O meio empresarial costuma ser frio e impessoal, mas o respeito e a notoriedade que Oleksiy Vadatursky conquistara ao longo da vida levou a que praticamente todos os empresários ucranianos — incluindo os seus rivais — o tratassem por “avô”. Era um dos homens mais ricos da Ucrânia com uma fortuna avaliada nos 400 milhões de euros, tendo-a angariado essencialmente através do negócio da exportação de cereais.
Nascido em 1947 numa aldeia perto de Odessa, Oleksiy Vadatursky começou a sua carreira como engenheiro, ao mesmo tempo que geria uma rede de padarias estatais, num país com cicatrizes do Holodomor, a grande fome ucraniana decretada por Estaline. Foi nessa altura que percebeu as debilidades do sistema agrário soviético, que, com as quintas coletivas, não potenciava a plantação de trigo.
Após a independência, Oleksiy Vadatursky fundou a Nebulon, uma empresa agrária dedicada à plantação de trigo. Apesar as dificuldades iniciais numa altura em que a Ucrânia — enquanto Estado soberano — se reorganizava, o empresário conseguiu ter sucesso no meio, conta a Al Jazeera, sendo um dos principais contribuidores para a Ucrânia se ter transformado num dos principais exportadores de trigo.
No mundo empresarial, um dos maiores trunfos de Oleksiy Vadatursky passava pelo controlo que detinha nos portos fluviais, que já vinha desde os tempos soviéticos. Os críticos apontavam que o empresário fazia de tudo para manter o monopólio da gestão fluvial na Ucrânia — e não se inibia de estender a sua influência à esfera política. Não é de estranhar que o seu filho, Andryi Vadatursky, estivesse no Parlamento ou que, nos últimos meses, tivesse tentando manipular a seu favor o partido de centro-direita da ex-primeira-ministra ucraniana, Yulia Timoshenko.
Ainda assim, contrariamente a vários magnatas, Oleksiy Vadatursky era visto com bons olhos pela maioria dos ucranianos. “Ele trabalhou. Ele não explorou a herança industrial soviética. Ele construiu o seu império no campo”, recorda à Al Jazeera Vadim Karasev, analista político ucraniano, caracterizando-o como alguém que “criou o milagre ucraniano da exportação de grãos”.
A popularidade de Oleksiy Vadatursky devia-se também ao facto de ser patriota. Financiou o exército desde o início da guerra no leste ucraniano e na Crimeia e, em 2018, entrou na lista negra da Rússia. Após a invasão, o magnata decidiu permanecer na Ucrânia, numa atitude que destoou da maioria dos oligarcas ucranianos, que fugiram para o estrangeiro.

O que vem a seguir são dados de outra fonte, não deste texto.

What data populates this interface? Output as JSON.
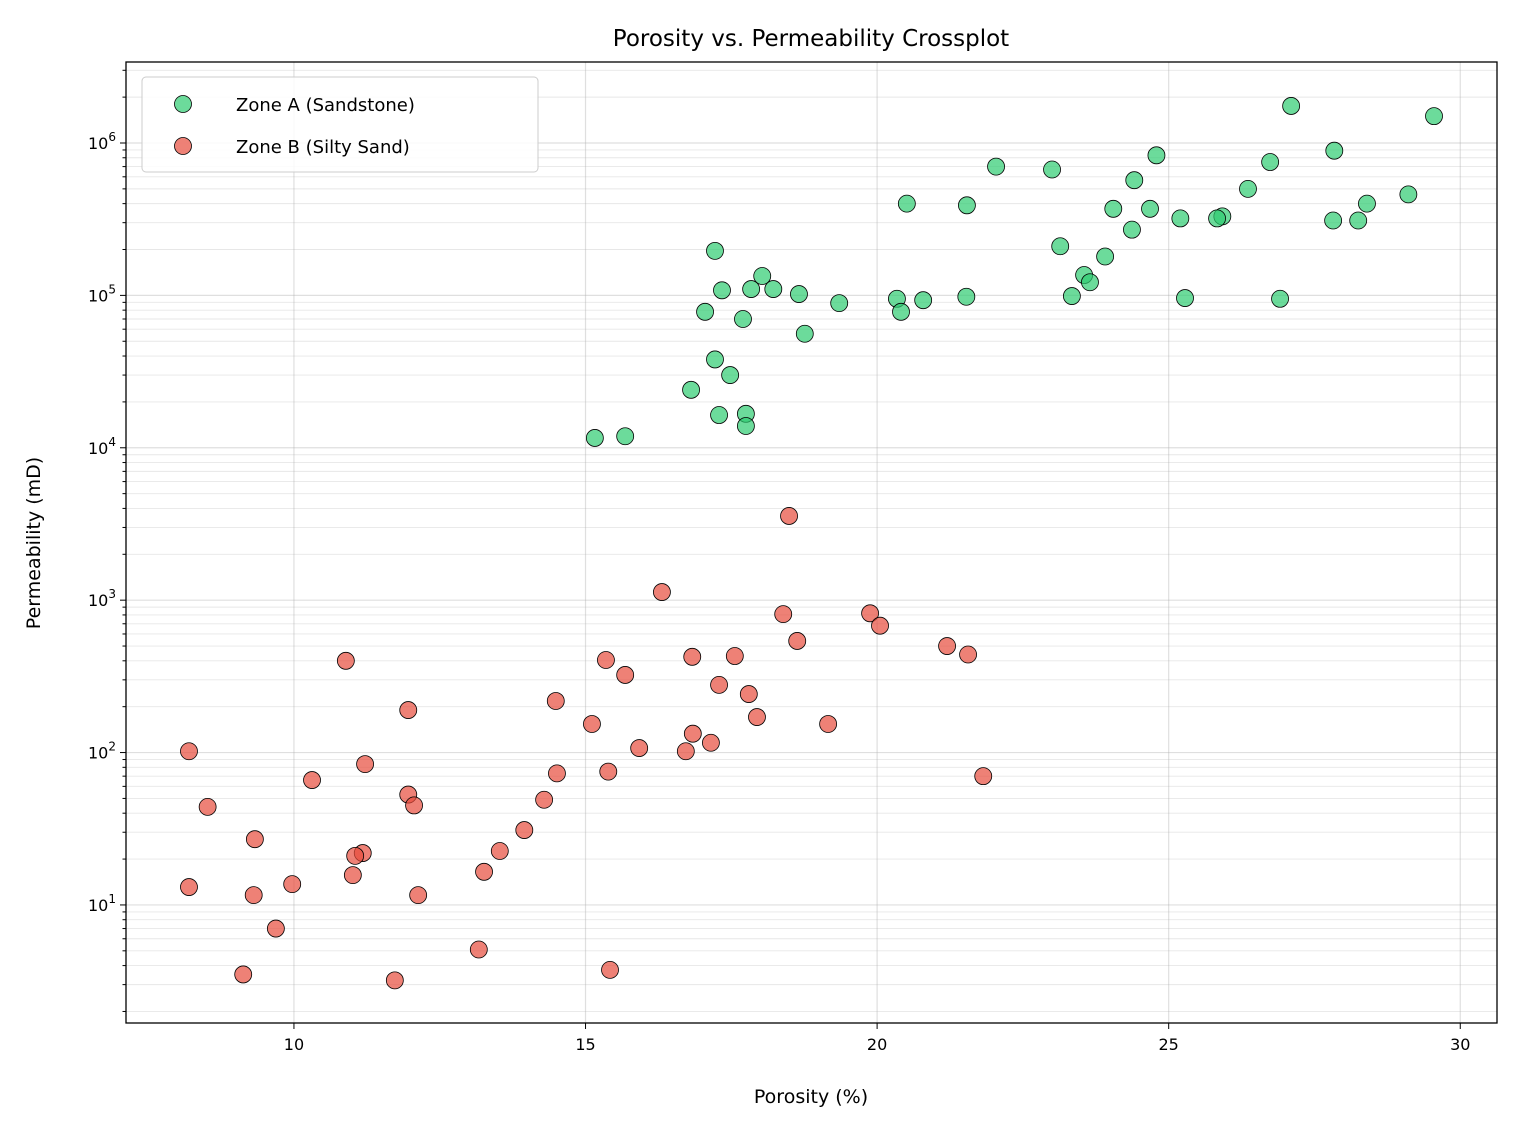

Oleksiy Vadatursky ficou na Ucrânia, mas soube que corria risco de vida. Vivia em Mykolaiv, perto da frente de guerra, e o Kremlin não gostava particularmente dele. Contudo, de acordo com o Corriere dela Sera que cita fontes ucranianas, a Rússia chegou a propor, logo após a invasão, que o magnata se convertesse num colaborador oculto do regime russo.
A Rússia queria aproveitar a influência no mundo rural e empresarial de Oleksiy Vadatursky, conseguindo assim tomar a região do sul da Ucrânia mais rapidamente — cortando também o acesso aos portos fluviais a Kiev. Em troca, Moscovo prometia proteger o património do magnata, assim como benefícios na indústria agrícola e naval no país após a conquista da região.
As propostas russas foram em vão, sendo que Oleksiy Vadatursky nunca as terá aceitado. O magnata acabou por morrer no passado sábado após um ataque preciso das forças russas, que terá sido direcionado ao seu quarto, o que motivou que surgissem vários rumores de que a sua morte foi um ato de vingança do Kremlin. Por exemplo, nas redes sociais, o conselheiro do Presidente ucraniano, Mykhailo Podolyak, denunciou que a casa do empresário foi claramente um “alvo”.
O negócio e o monopólio dos portos fluviais ficam agora nas mãos do filho, Andrii Vadaturskyi, e dos três netos.